My favorite thing to do after my morning run is to sit on my front porch as the sun crests the Wasatch Mountains, my first cup of coffee steaming next to me, and my hand cradling the well-worn pages of a book. My body is relaxed and refreshed from my run, and my mind is open and excited with the new day.
This morning I was reading Bird By Bird, by Anne Lamott. I started the book a few days ago and pick it up every spare moment I have. I came upon this passage in the book:
“To be engrossed by something outside of ourselves is a powerful antidote for the rational mind, the mind that so frequently has its head up its own ass—seeing things in such a narrow and darkly narcissistic way that it presents a colo-rectal theology, offering hope to no one.”
These words resonate like the deep vibration of a gong. These are the final lines of a chapter about what I think of as the author’s mind, the perspective on the world needed by a writer to bring the pages to life for the reader. It’s a place of awareness of what is going on around you and an openness to it similar to the wonder of a child who is experiencing something for the first time.
I think many of us, myself definitely included, get so caught up in our internal world that we lose sight of the beauty and wonder around us. We also forget that every other person is up to their neck in their own flavor of suffering and heartache, and we react toward them in unkind and reckless ways.
I run for a lot of reasons, and one is to be able to experience life, to see the world in a way others don’t, and to occupy my mind’s space. This is why I find an iPod annoying most of the time. An iPod blocks this awareness of the sounds, smells, sights, and feelings of running. It takes you outside of the moment.

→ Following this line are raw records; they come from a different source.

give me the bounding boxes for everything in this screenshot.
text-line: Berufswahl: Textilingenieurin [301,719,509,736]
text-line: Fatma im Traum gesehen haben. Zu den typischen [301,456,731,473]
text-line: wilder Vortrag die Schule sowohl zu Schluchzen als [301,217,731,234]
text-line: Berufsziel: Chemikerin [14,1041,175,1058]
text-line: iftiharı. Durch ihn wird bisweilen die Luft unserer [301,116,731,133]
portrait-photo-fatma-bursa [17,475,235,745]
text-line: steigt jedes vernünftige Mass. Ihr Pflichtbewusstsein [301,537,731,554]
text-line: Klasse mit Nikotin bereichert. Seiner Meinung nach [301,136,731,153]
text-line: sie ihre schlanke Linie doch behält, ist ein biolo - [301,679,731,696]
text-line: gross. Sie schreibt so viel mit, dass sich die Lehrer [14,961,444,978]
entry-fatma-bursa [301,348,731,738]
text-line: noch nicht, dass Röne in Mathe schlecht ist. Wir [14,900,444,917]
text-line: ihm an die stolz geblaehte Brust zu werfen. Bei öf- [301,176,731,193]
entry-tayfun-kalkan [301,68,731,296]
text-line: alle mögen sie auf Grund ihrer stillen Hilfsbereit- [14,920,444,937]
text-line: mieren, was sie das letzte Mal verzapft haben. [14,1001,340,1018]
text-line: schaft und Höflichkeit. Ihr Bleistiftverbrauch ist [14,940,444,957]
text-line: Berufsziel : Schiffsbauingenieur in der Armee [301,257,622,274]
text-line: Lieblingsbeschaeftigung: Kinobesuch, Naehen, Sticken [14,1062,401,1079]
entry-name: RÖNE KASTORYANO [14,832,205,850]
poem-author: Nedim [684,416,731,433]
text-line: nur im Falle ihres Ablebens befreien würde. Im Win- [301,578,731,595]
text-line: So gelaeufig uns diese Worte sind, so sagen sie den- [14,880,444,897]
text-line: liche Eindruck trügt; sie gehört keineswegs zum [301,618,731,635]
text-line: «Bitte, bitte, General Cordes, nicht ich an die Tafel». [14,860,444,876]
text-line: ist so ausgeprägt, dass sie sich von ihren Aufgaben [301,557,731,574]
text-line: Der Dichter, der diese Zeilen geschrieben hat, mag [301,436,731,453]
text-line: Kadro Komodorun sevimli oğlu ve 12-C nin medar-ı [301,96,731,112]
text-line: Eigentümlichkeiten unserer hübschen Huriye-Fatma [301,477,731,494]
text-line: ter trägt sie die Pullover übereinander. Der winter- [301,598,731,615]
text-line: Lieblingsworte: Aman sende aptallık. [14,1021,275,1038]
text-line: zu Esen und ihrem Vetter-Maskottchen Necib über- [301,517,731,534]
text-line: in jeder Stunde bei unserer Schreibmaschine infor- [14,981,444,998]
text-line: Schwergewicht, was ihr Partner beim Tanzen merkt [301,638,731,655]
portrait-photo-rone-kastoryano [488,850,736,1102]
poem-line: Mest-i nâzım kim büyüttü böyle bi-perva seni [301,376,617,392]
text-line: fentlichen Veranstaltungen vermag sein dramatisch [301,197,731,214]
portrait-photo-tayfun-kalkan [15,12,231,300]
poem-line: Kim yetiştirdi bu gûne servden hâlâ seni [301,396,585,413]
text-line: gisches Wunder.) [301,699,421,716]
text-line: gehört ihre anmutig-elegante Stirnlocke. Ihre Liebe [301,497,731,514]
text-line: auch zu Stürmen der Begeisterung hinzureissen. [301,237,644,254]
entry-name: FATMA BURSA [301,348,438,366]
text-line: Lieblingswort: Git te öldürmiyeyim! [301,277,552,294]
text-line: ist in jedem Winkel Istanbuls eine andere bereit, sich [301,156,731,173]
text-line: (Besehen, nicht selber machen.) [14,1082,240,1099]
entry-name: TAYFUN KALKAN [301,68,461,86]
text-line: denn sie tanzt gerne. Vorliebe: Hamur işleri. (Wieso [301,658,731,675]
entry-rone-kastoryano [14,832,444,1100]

There are really only two situations where I find my iPod useful while I run. First, is on the treadmill. The treadmill is boring. I don’t put the iPod in at first, but after about six miles on the treadmill, the iPod becomes a welcome distraction. The second is when it is 100 degrees Fahrenheit, no shade, and I’m running uphill. During those times, the iPod is also a welcome distraction.
Many of my running friends always use their iPod when running. They love it. They explain that running is boring and hard, and they need something to take their mind off of the monotony, rapid heart rate, and ragged breathing. I have nothing against those who use iPods. I would rather have them run with an iPod than not run at all.
But I encourage everyone to unplug for a mile every so often and live in the run.